The priming effect is basically a human reaction to a stimulus that people may or may not be aware of and how the they act subsequently. For instance, if a person is shown a high number, like 144, and then asked to guess the age of Gandhi when he died, they will on average guess a higher age than if they were not "primed" first. When I read about this psychological effect, I immediately began thinking about ways to use it in the classroom and the opening or framing of a lesson is what sticks out the most.
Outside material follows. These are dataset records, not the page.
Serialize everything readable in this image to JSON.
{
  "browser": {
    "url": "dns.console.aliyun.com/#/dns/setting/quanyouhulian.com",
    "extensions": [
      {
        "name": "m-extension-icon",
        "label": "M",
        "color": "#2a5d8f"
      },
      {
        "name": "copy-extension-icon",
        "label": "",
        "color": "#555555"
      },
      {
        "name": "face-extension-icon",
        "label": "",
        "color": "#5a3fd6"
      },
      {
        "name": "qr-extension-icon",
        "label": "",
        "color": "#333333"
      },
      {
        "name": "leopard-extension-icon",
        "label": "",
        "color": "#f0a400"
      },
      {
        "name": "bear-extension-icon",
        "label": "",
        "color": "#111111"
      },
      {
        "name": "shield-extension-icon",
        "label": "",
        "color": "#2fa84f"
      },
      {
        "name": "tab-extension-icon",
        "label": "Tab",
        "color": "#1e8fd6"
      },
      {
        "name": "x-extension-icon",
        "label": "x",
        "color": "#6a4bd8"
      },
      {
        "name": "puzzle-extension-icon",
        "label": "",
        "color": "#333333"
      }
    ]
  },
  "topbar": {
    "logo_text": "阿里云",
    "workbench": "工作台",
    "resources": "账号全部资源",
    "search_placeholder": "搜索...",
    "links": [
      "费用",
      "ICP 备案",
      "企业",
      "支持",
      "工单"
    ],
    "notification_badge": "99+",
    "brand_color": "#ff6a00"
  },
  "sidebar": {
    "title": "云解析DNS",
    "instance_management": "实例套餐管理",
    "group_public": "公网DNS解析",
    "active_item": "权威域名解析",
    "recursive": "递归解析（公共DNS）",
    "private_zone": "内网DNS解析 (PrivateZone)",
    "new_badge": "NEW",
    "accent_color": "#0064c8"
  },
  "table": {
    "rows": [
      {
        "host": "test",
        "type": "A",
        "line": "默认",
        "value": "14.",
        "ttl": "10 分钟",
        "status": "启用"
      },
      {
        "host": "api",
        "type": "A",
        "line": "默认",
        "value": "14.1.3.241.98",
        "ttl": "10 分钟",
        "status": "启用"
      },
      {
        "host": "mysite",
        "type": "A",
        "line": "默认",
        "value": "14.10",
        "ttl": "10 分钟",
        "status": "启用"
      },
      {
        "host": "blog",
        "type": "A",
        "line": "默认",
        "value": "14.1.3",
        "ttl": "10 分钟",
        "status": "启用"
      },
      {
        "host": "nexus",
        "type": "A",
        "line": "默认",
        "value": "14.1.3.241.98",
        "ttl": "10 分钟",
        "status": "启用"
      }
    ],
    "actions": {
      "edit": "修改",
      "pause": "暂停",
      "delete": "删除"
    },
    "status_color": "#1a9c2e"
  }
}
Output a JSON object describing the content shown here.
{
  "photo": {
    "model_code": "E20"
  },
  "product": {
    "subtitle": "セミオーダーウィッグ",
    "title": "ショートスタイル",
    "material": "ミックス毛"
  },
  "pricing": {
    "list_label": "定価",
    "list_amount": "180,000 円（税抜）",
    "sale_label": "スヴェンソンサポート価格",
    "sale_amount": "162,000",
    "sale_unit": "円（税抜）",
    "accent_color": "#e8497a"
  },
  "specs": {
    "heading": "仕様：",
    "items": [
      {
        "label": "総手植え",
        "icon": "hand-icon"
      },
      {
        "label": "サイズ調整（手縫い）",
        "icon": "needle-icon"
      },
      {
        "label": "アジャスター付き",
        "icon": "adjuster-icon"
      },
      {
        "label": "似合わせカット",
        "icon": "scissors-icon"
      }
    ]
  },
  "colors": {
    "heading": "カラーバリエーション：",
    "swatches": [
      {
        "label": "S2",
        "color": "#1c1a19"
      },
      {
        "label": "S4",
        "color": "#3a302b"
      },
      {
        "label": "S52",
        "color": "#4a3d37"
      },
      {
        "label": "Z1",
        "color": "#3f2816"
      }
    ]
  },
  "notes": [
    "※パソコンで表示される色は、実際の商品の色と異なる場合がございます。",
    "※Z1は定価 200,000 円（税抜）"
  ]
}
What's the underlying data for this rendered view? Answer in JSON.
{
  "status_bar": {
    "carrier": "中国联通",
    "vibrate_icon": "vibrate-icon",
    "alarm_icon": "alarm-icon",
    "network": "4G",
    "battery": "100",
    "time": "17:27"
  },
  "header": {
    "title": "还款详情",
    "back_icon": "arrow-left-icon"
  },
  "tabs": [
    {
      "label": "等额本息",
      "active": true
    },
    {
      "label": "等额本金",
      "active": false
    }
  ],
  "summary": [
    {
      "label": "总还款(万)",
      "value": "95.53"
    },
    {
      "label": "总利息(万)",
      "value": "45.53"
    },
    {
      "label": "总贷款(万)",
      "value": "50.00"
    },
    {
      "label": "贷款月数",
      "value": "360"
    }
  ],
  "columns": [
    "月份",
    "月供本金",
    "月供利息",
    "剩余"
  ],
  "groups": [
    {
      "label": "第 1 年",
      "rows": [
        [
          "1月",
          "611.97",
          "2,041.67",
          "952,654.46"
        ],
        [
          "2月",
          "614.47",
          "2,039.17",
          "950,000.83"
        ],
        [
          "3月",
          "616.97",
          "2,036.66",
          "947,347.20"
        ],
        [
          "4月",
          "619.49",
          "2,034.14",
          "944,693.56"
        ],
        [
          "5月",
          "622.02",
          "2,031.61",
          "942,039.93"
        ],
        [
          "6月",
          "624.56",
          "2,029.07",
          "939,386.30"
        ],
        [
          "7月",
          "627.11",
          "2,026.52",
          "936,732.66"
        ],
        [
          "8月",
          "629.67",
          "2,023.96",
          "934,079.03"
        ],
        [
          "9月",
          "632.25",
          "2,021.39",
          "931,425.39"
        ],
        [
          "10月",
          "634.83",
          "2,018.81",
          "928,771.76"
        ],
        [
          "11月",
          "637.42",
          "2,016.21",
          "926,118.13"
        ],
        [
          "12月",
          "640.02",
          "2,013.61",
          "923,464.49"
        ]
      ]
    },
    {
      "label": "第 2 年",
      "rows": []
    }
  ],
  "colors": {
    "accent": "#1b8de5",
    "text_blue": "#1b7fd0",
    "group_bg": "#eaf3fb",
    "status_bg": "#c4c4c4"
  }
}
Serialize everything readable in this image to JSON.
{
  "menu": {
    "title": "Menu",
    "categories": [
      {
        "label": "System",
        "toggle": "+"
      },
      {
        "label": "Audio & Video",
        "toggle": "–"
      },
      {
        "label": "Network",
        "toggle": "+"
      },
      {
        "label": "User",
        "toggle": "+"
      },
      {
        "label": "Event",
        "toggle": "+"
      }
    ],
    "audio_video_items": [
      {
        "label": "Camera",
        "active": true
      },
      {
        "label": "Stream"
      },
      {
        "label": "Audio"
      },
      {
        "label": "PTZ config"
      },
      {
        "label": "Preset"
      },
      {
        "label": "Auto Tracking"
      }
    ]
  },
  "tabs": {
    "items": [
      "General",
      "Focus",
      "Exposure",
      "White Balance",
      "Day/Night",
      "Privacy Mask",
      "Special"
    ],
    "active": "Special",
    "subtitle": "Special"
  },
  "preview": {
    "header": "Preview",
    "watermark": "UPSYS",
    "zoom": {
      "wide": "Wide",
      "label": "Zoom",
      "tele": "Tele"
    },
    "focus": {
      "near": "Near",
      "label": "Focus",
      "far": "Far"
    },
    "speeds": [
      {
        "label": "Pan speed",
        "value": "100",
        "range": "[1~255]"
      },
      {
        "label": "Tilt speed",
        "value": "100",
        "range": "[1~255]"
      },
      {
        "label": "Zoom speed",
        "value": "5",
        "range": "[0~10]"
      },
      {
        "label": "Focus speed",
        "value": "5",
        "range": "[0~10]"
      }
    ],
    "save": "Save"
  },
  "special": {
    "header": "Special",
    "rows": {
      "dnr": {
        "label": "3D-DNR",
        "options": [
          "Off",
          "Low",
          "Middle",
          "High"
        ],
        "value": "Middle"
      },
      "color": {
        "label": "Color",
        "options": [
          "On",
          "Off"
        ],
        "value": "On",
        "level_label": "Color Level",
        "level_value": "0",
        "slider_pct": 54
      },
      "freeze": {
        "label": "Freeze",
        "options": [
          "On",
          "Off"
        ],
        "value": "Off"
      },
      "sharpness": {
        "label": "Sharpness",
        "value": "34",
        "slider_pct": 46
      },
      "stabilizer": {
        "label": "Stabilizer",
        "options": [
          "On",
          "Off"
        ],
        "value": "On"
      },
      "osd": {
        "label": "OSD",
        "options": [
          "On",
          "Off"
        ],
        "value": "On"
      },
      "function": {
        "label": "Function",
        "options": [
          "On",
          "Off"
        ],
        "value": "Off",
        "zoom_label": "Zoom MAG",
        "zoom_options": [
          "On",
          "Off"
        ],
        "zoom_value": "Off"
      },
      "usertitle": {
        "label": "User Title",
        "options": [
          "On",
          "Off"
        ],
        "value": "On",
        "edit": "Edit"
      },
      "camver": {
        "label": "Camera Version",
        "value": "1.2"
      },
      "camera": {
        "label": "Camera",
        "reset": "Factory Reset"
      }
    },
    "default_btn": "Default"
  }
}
One of the most salient ways this idea could be applicable is by priming students to be in a good mood upon entering the classroom. This could be done with the use of funny or cute pictures on the overhead. By priming students with the picture and inducing a better mood, their creativity, intuition, and cognitive ease would all be better situated to learn. Cute pictures of babies and animals seem like the easiest way, as I have read that studies demonstrate this can release oxytocin in the brain and therefore activate the "love hormone", essentially putting you in a better mood by manipulating your hormones.
It's difficult to say just how well this particular approach would work, but it does seem logical from my readings that if I can successfully put the students in a good mood, whether with pictures or some other method yet to be thought of, upon entering the class they will be primed to learn better and also think better of me as a teacher, which itself would improve learning through the "halo effect", also discussed Kahneman's book.
Overall, the priming effect would seem as though it has huge implications for the classroom by a knowledgeable teacher.